Server / browser parity

Pages of code in packages/solid/src/server/rendering.ts look very similar to packages/solid/src/render/flow.ts<For>, <Show>, <Switch>, <Match>, <Suspense>, mergeProps, splitProps, createResource all have parallel implementations. Conventions:

  • Server implementations skip subscription bookkeeping but maintain identical types (so Component<P> is the same on both sides).
  • For server-side simply iterates the array synchronously and returns the array of children — no keying, no reconciliation.
  • Suspense server-side is more interesting: renderToStringAsync waits for promises, renderToStream injects placeholder markers and resolves them later via seroval-serialized payloads.

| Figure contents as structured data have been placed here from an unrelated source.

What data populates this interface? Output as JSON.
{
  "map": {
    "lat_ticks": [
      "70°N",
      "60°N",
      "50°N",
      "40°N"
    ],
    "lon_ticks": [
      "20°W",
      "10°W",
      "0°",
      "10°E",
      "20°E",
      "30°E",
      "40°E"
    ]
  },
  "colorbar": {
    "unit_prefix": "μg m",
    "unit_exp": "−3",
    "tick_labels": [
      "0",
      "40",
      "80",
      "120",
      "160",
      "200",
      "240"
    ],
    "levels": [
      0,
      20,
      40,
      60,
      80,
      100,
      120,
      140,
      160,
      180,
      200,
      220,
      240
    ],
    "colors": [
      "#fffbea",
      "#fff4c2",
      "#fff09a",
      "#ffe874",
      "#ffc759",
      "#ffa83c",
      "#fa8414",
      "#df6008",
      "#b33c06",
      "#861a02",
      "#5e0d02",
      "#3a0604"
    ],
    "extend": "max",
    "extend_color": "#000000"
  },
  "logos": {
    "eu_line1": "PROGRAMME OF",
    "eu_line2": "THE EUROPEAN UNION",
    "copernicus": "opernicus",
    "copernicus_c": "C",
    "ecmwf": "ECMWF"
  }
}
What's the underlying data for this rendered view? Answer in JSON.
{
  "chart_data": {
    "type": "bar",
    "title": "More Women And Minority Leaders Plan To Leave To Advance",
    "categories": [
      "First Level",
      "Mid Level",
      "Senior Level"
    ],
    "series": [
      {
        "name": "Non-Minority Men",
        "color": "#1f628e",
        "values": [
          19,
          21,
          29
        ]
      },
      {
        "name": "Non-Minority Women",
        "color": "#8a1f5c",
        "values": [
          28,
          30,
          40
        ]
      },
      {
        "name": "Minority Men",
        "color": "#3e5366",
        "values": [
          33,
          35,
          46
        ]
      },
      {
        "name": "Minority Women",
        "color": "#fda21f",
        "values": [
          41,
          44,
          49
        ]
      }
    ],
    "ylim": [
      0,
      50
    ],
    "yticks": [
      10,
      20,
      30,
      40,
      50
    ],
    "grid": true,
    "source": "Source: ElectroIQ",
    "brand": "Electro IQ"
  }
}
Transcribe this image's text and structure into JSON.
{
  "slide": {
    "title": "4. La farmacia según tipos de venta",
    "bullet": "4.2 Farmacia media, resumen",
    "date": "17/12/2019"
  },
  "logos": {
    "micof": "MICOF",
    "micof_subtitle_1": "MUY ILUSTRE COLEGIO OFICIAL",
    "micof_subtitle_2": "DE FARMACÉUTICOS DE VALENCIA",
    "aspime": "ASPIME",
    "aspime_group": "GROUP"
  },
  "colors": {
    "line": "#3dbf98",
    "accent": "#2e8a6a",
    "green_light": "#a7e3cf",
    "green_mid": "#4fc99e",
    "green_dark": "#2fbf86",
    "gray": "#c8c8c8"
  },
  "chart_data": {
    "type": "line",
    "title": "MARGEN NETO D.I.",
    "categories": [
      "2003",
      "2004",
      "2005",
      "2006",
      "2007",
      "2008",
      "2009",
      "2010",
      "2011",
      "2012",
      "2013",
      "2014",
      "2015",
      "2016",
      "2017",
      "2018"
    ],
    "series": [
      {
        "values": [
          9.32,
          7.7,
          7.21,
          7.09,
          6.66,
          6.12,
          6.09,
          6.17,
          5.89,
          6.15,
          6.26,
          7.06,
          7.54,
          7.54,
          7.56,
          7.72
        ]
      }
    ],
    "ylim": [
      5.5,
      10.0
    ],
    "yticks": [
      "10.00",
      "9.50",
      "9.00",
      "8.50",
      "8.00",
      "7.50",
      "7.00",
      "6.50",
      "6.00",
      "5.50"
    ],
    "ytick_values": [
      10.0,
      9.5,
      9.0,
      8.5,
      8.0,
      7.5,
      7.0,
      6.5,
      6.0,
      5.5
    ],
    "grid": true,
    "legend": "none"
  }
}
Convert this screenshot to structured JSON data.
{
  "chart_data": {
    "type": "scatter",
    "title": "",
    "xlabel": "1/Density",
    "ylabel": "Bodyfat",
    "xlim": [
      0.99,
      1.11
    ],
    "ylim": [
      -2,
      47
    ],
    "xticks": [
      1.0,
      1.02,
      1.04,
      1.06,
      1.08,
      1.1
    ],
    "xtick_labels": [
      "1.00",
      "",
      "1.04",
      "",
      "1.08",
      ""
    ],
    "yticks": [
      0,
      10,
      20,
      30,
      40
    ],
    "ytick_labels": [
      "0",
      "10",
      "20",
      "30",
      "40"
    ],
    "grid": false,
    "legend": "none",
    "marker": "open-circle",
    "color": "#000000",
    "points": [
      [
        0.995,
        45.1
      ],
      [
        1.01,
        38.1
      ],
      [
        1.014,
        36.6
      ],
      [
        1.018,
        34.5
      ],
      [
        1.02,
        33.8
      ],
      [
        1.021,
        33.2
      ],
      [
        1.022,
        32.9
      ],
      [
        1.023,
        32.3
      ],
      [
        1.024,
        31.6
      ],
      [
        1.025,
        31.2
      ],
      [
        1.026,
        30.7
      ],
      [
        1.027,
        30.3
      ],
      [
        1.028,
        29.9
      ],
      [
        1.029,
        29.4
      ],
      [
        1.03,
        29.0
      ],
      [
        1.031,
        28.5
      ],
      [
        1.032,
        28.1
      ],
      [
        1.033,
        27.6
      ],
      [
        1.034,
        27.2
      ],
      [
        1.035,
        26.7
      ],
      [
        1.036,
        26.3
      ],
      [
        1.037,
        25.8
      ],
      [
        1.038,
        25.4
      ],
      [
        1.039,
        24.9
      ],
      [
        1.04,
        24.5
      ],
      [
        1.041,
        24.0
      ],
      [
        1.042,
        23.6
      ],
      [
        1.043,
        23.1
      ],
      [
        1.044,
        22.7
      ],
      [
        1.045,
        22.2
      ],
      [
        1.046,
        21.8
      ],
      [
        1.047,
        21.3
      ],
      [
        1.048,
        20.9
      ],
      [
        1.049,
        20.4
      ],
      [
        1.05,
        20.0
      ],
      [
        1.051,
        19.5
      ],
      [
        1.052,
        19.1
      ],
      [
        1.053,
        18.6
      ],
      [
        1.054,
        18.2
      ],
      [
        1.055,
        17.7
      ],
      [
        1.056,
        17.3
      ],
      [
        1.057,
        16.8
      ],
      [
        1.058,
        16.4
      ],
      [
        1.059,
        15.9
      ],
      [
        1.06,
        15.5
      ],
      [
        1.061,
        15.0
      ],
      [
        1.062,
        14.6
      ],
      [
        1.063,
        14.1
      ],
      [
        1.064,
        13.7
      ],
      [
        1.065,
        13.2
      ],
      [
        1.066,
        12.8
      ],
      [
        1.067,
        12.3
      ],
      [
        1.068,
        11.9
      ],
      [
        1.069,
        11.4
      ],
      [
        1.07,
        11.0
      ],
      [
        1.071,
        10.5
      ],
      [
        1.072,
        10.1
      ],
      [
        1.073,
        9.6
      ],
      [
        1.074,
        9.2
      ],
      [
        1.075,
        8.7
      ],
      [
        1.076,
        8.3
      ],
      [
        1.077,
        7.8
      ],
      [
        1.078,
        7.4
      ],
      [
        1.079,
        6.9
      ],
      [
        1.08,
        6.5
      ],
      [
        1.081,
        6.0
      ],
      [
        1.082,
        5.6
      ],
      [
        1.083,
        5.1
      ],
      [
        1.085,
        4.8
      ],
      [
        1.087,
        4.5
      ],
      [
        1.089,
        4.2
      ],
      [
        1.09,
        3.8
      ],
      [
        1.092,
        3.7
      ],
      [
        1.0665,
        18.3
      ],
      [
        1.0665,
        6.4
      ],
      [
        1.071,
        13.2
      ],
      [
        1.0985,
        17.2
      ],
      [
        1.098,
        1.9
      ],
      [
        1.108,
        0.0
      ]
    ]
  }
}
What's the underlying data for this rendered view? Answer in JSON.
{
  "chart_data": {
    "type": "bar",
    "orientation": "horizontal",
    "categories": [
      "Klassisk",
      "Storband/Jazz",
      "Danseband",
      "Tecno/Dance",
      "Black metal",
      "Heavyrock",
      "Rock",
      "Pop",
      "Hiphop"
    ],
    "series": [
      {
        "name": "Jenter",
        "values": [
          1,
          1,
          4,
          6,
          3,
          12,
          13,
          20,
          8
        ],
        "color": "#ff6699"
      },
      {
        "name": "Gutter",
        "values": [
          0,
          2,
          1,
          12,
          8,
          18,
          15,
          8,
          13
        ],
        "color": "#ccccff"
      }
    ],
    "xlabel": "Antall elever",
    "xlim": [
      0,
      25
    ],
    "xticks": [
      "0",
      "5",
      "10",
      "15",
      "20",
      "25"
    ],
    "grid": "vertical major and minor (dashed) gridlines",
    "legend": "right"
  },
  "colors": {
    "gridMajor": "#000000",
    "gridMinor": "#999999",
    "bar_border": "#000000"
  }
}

Whenever you change a public component or primitive, check both implementations.

TypeScript style

  • Strict mode is on (tsconfig.json).
  • Generics are T, U, K, V for "anonymous" type variables; Init, Next, Prev for reactive values to make the reading order obvious.
  • // eslint-disable-next-line is rare to non-existent; the project does not run ESLint.
  • Internal helpers use // @ts-nocheck only where the file is intentionally inaccurate (the browser server-mock at packages/solid/web/src/server-mock.ts is the canonical example — it stubs SSR functions with void returns).
  • Avoid any in public surface; widely used in internal store proxy code where a fully precise type would obscure the algorithm.

Performance idioms

  • Avoid allocations in the hot path. runUpdates, runComputation, cleanNode (all in signal.ts) re-use the same Updates / Effects / Owner arrays across runs and only allocate when a recursive update is actually needed.
  • Prefer push-based notification over polling. Signals notify observers; observers don't poll signals.
  • Lazy proxy materialization. Stores allocate DataNode per-property only when a tracking read happens (packages/solid/store/src/store.ts). Property writes that nothing has ever read are essentially free.
  • if (SUPPORTS_PROXY) branches. Older runtimes without Proxy fall back to defined-property paths in a couple of places (mergeProps in packages/solid/src/render/component.ts).

Documentation in source

Most public exports carry JSDoc with a @description line pointing at https://docs.solidjs.com. The pattern in packages/solid/src/reactive/signal.ts:

/**
 * Creates a new non-tracked reactive context that doesn't auto-dispose
 *
 * @param fn a function in which the reactive state is scoped
 * @returns the output of `fn`.
 *
 * @description https://docs.solidjs.com/reference/reactive-utilities/create-root
 */
export function createRoot<T>(fn: RootFunction<T>, detachedOwner?: typeof Owner): T { ... }

Keep the @description link when you change a public export — the docs cross-reference it.

When in doubt

Match the file you are editing. The codebase is consistent enough that the local style is the right style. If a pattern in this page conflicts with the local file, the local file wins — but please raise the conflict in the PR so the convention can be aligned.